On 31 July 1968 Pizzey suffered a second major heart attack and died close to midnight in Chermside hospit
al.
That night, the increasingly paranoid police commissioner, Frank Bischof, was attending the annual police ball at the iconic Cloudland Ballroom in Bowen Hills. Bjelke-Petersen was also present.
According to the Courier-Mail, as the balloons were to be released from the ceiling, the news of Pizzey’s death arrived at Cloudland.
‘Mr Bischof called for a minute’s silence in the memory of the former Police Minister and senior policemen stood with bowed heads,’ the newspaper reported. ‘Couples who seconds before had been dancing stood to attention in silent tribute.’
On 1 August, Deputy Premier Gordon Chalk, a Liberal, was sworn in to the top office.

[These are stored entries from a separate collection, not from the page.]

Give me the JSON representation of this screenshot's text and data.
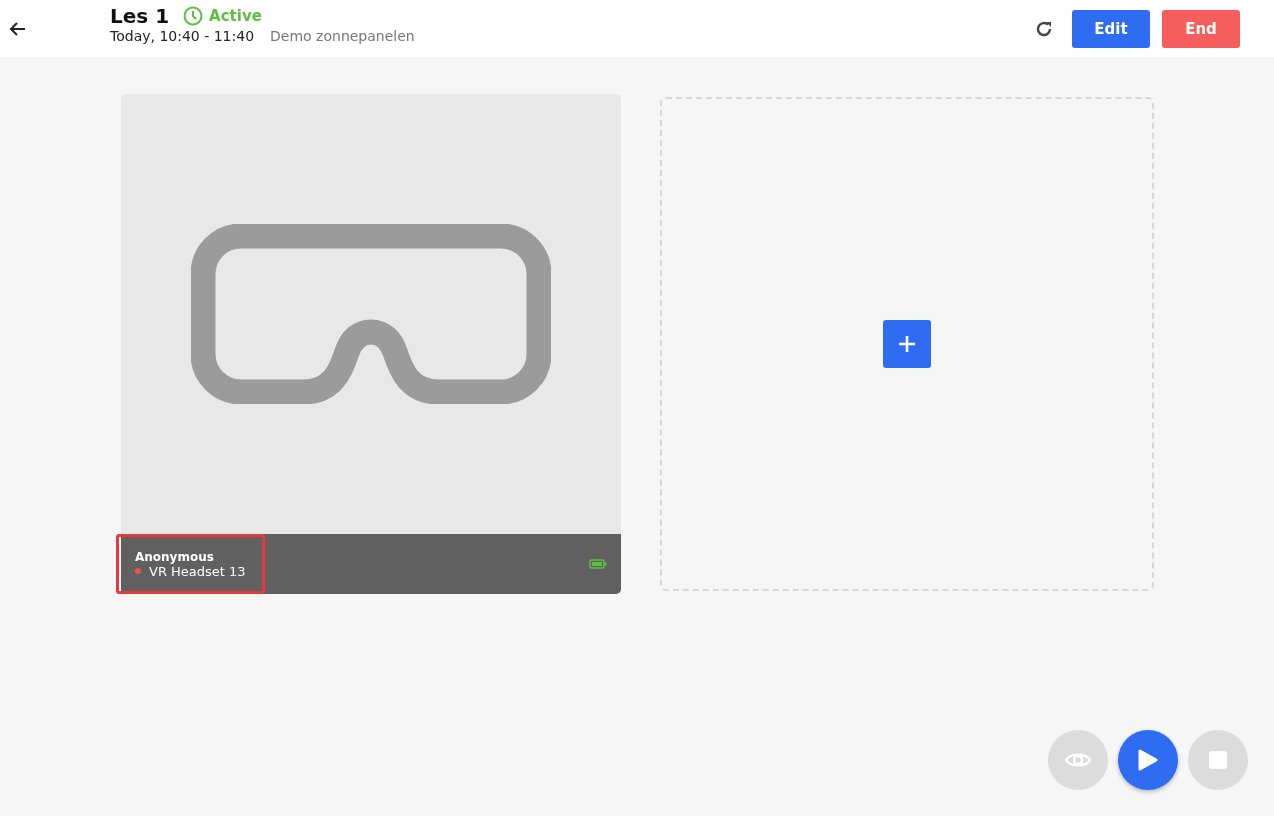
{
  "header": {
    "title": "Les 1",
    "status": "Active",
    "time": "Today, 10:40 -  11:40",
    "subtitle": "Demo zonnepanelen",
    "buttons": [
      {
        "label": "Edit",
        "kind": "primary"
      },
      {
        "label": "End",
        "kind": "danger"
      }
    ]
  },
  "headsets": [
    {
      "user": "Anonymous",
      "device": "VR Headset 13",
      "color": "#f0524f",
      "selected": true
    }
  ],
  "controls": [
    {
      "kind": "eye",
      "disabled": true
    },
    {
      "kind": "play",
      "disabled": false
    },
    {
      "kind": "stop",
      "disabled": true
    }
  ]
}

His tenure would be fleeting, with the Country Party holding twenty-six seats in the Legislative Assembly, and the Liberals nineteen.
The Country Party would not hand over what it saw as its right to the premiership. On 7 August, Bjelke-Petersen was elected as leader of the government. The next day, Chalk resigned as premier – he had lasted eight days – and Bjelke-Petersen and his ministry were sworn in. Chalk, again, was relegated to deputy. The new premier also became minister for state development and he retained the police portfolio.
Queensland, historically lumbered with singular premiers for lengthy terms, had now had two in six months, and a third counting Bjelke-Petersen.
Bischof, meanwhile, had made the decision to retire. There was talk that he was shoved from the commissionership because of his ailing health and the many controversies that had dogged his reign.
The Police Acts stipulated that the police commissioner ‘continue in office during such period he is of good behaviour [a notion repeatedly questioned by Colin Bennett] and until he reaches the age of sixty-five years when he shall retire from office’.
Bischof had accumulated 240 days’ leave, despite his sporadic trysts in the Roberts brothers’ beach house on the South Coast. If he formally went on leave on 14 February 1969, and acquitted those holidays, it would take him to 14 October, two days after his sixty-fifth birthday and official retirement age. As in all things, the canny Bischof had done his maths.